In his research, Christopher has come to the conclusions that there was no lake where Mission Dolores was founded. He has arrived at the position that:

  • Missionaries may have romanticized descriptions of the geography to get more people to this remote land the Spanish settled on the other side of their world.
  • Early historians may have misinterpreted Spanish documents describing the landscape and waterways.

When Juan Bautista de Anza led the scouting party to determine mission locations, he was looking for fresh water and arable land to grow food to supply the new posts. The party camped at Mountain Lake, the area that later became their Presidio.

They then checked out other bodies of fresh water. Lake Merced was not in the competition. The Sunset district was totally surrounded by sand dunes sweeping over from the ocean—so there was not any land for acceptable farming.

They visited a fresh water lagoon, later named Washerwoman’s Lagoon, by the present Laguna and Lombard Streets. De Anza described the land around this “laguna de manantial,” or spring-fed pond, good for irrigation. However the tides of bay could overflow the lowlands, and it was marshy.

Next, a party was dispatched to the area where the San Francisco Bay has an inland channel from the long gone Mission Bay.

On this trip the soldiers, priests, and cartographers did not note in their writing of a large in-land lake existing at the future location of Mission Dolores, but did describe two springs.

One was a subterranean spring that surfaced near Duboce and Sanchez Streets, ran down Church and 15th streets, and emptied into marshlands towards Mission Bay. You can still see a remnant of this spring in the old San Francisco Armory on Valencia and 14th Streets, now the home of Kink.com.

The other spring flowed down what is now 18th Street, an ojo de agua that the Padres named Ojo de Agua de los Dolores (Dolores Spring). The Spanish realized that there good soil for planting in this area, now today’s Mission District. The mission was built between these springs.

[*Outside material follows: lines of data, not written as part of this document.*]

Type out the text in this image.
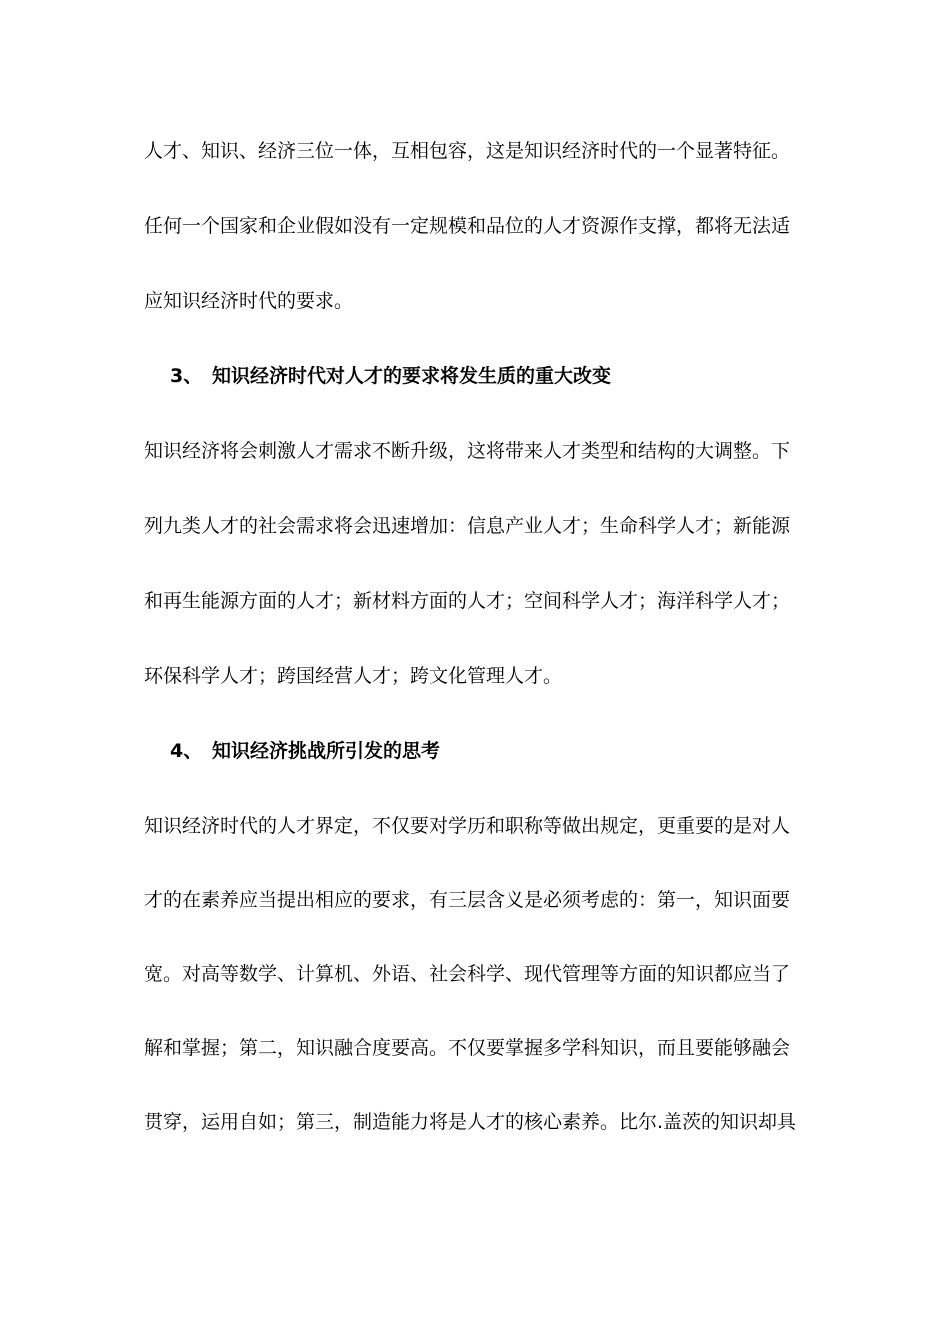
人才、知识、经济三位一体，互相包容，这是知识经济时代的一个显著特征。
任何一个国家和企业假如没有一定规模和品位的人才资源作支撑，都将无法适
应知识经济时代的要求。
3、 知识经济时代对人才的要求将发生质的重大改变
知识经济将会刺激人才需求不断升级，这将带来人才类型和结构的大调整。下
列九类人才的社会需求将会迅速增加：信息产业人才；生命科学人才；新能源
和再生能源方面的人才；新材料方面的人才；空间科学人才；海洋科学人才；
环保科学人才；跨国经营人才；跨文化管理人才。
4、 知识经济挑战所引发的思考
知识经济时代的人才界定，不仅要对学历和职称等做出规定，更重要的是对人
才的在素养应当提出相应的要求，有三层含义是必须考虑的：第一，知识面要
宽。对高等数学、计算机、外语、社会科学、现代管理等方面的知识都应当了
解和掌握；第二，知识融合度要高。不仅要掌握多学科知识，而且要能够融会
贯穿，运用自如；第三，制造能力将是人才的核心素养。比尔.盖茨的知识却具
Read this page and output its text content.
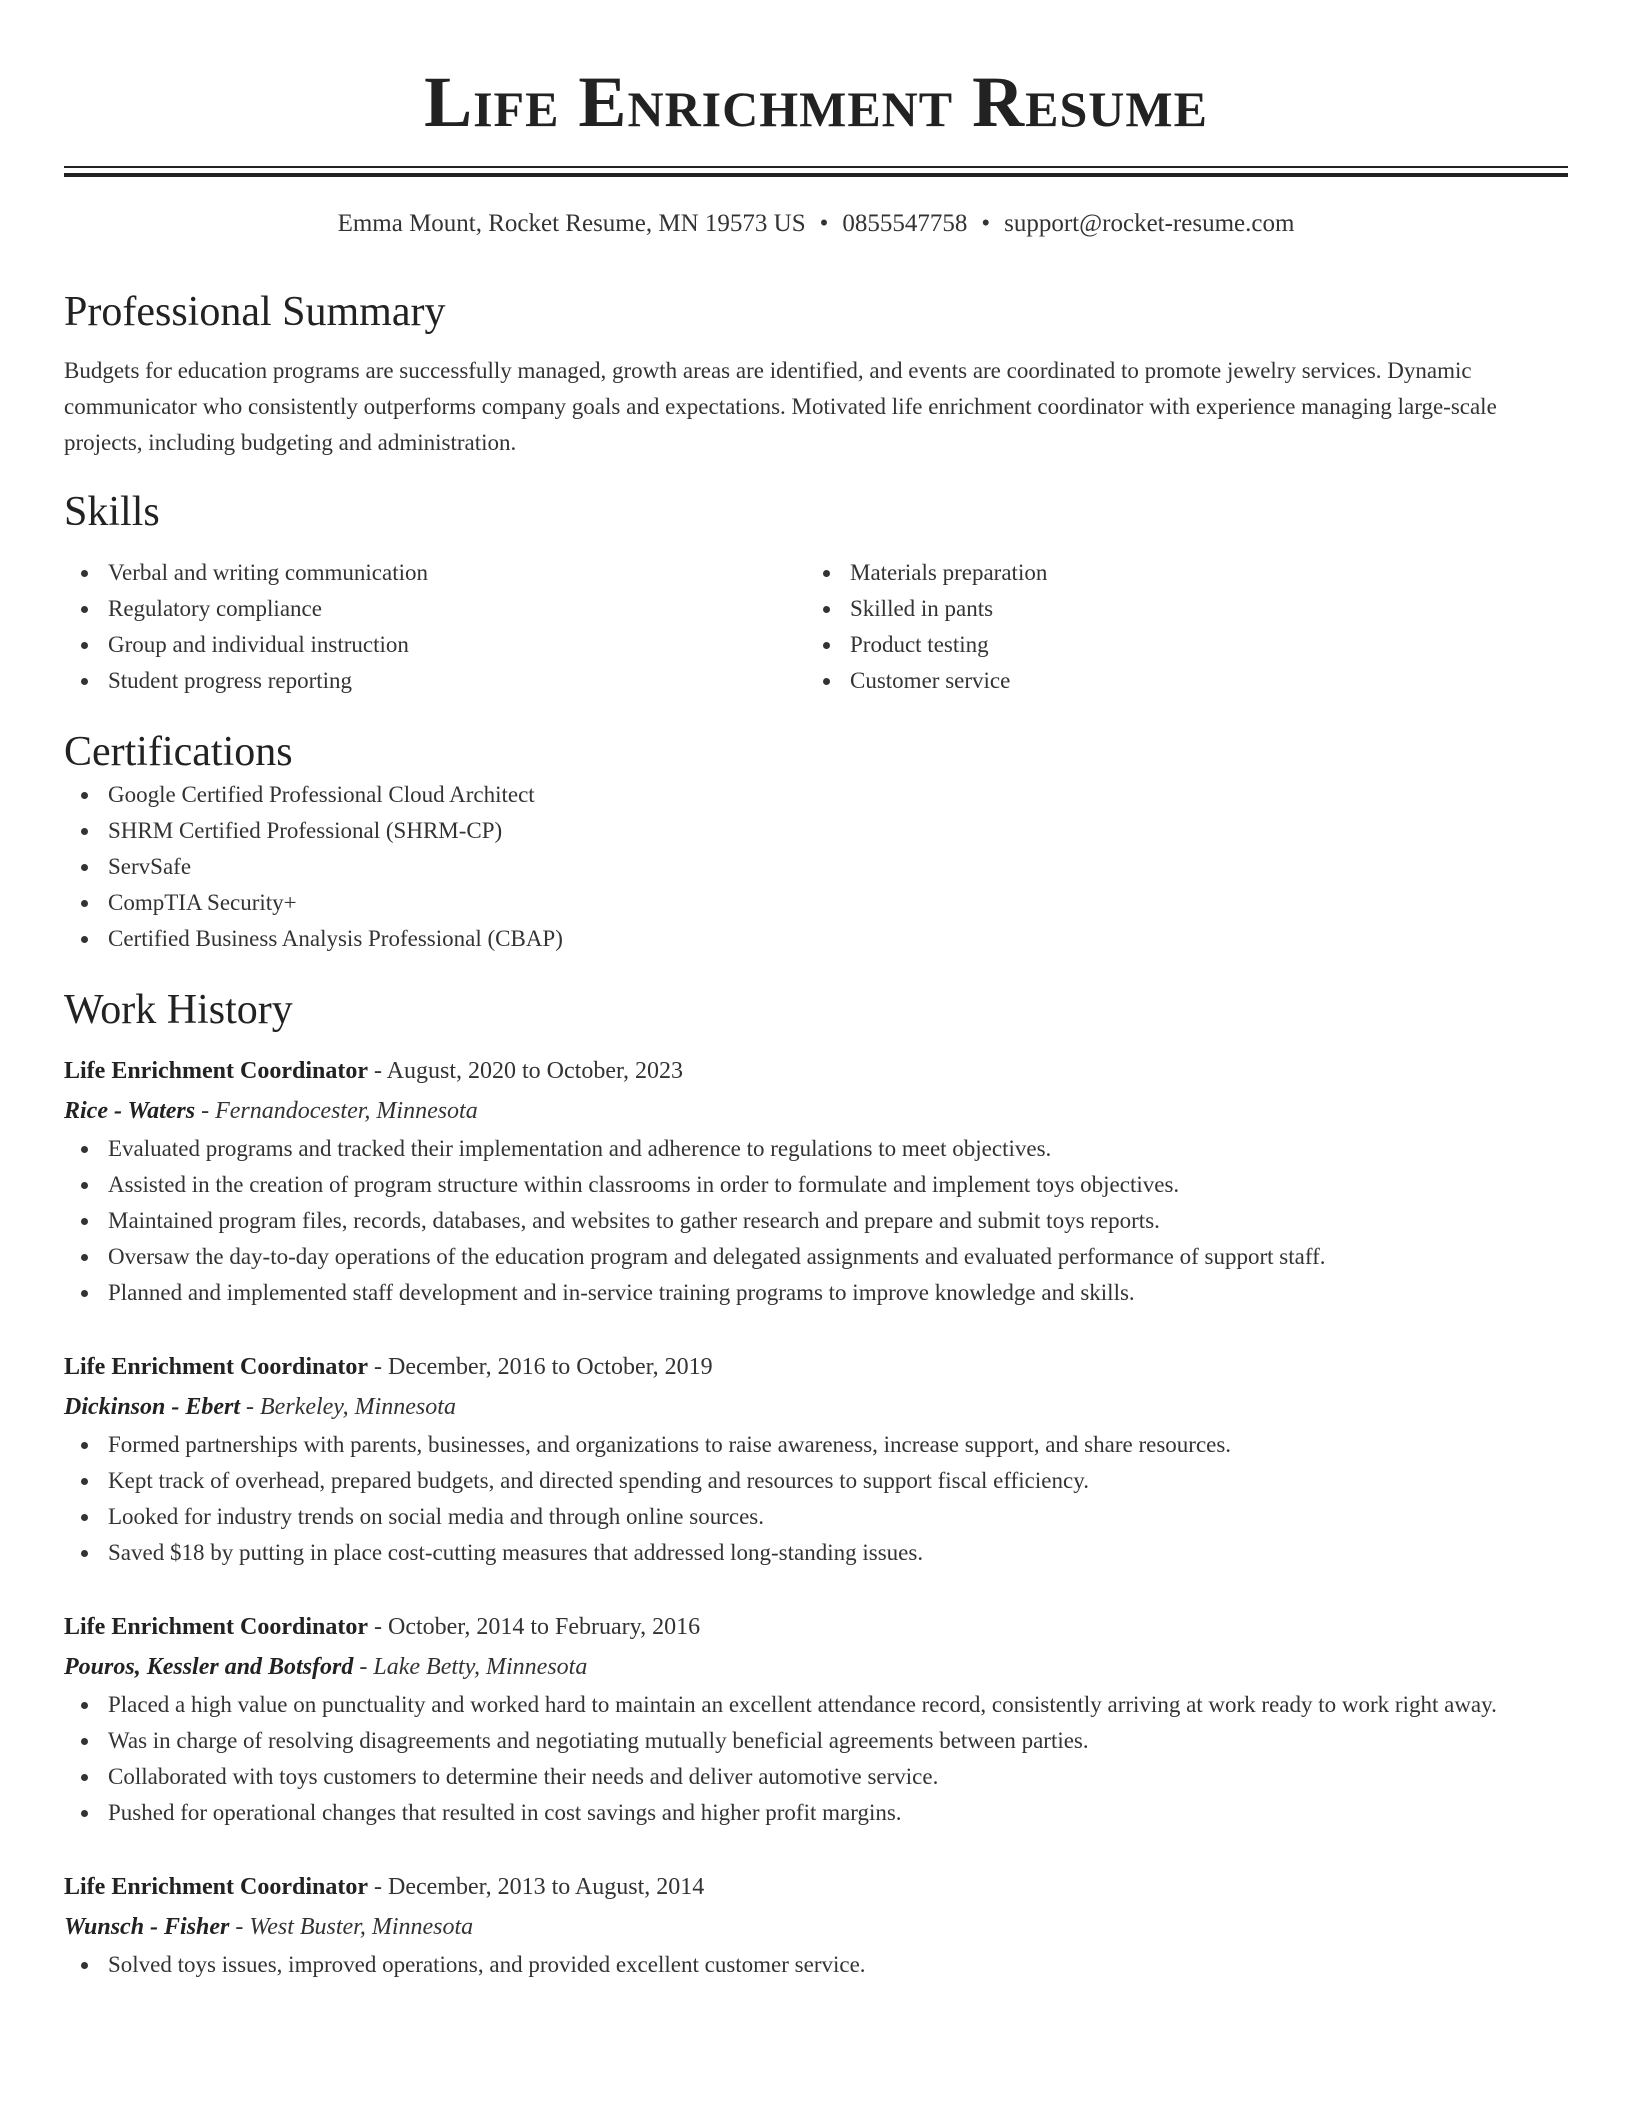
Life Enrichment Resume
Emma Mount, Rocket Resume, MN 19573 US • 0855547758 • support@rocket-resume.com
Professional Summary
Budgets for education programs are successfully managed, growth areas are identified, and events are coordinated to promote jewelry services. Dynamic communicator who consistently outperforms company goals and expectations. Motivated life enrichment coordinator with experience managing large-scale projects, including budgeting and administration.
Skills
Verbal and writing communication
Regulatory compliance
Group and individual instruction
Student progress reporting
Materials preparation
Skilled in pants
Product testing
Customer service
Certifications
Google Certified Professional Cloud Architect
SHRM Certified Professional (SHRM-CP)
ServSafe
CompTIA Security+
Certified Business Analysis Professional (CBAP)
Work History
Life Enrichment Coordinator - August, 2020 to October, 2023
Rice - Waters - Fernandocester, Minnesota
Evaluated programs and tracked their implementation and adherence to regulations to meet objectives.
Assisted in the creation of program structure within classrooms in order to formulate and implement toys objectives.
Maintained program files, records, databases, and websites to gather research and prepare and submit toys reports.
Oversaw the day-to-day operations of the education program and delegated assignments and evaluated performance of support staff.
Planned and implemented staff development and in-service training programs to improve knowledge and skills.
Life Enrichment Coordinator - December, 2016 to October, 2019
Dickinson - Ebert - Berkeley, Minnesota
Formed partnerships with parents, businesses, and organizations to raise awareness, increase support, and share resources.
Kept track of overhead, prepared budgets, and directed spending and resources to support fiscal efficiency.
Looked for industry trends on social media and through online sources.
Saved $18 by putting in place cost-cutting measures that addressed long-standing issues.
Life Enrichment Coordinator - October, 2014 to February, 2016
Pouros, Kessler and Botsford - Lake Betty, Minnesota
Placed a high value on punctuality and worked hard to maintain an excellent attendance record, consistently arriving at work ready to work right away.
Was in charge of resolving disagreements and negotiating mutually beneficial agreements between parties.
Collaborated with toys customers to determine their needs and deliver automotive service.
Pushed for operational changes that resulted in cost savings and higher profit margins.
Life Enrichment Coordinator - December, 2013 to August, 2014
Wunsch - Fisher - West Buster, Minnesota
Solved toys issues, improved operations, and provided excellent customer service.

Christoper’s presentation led us through various missionaries and explorers maps from Father Pedro Font, a member of the de Anza Expedition in 1776 and 1777—up through two centuries. Then he showed us the 1912 map many of us use on tours. It was printed in Zoeth Skinner Eldredge’s book, The Beginnings of San Francisco. It showed a lagoon labeled Laguna de Manantial—the same words de Anza used to describe Washerwoman’s Lagoon. Christopher feels Eldredge made a mistake in his writing and the published work was passed down for years.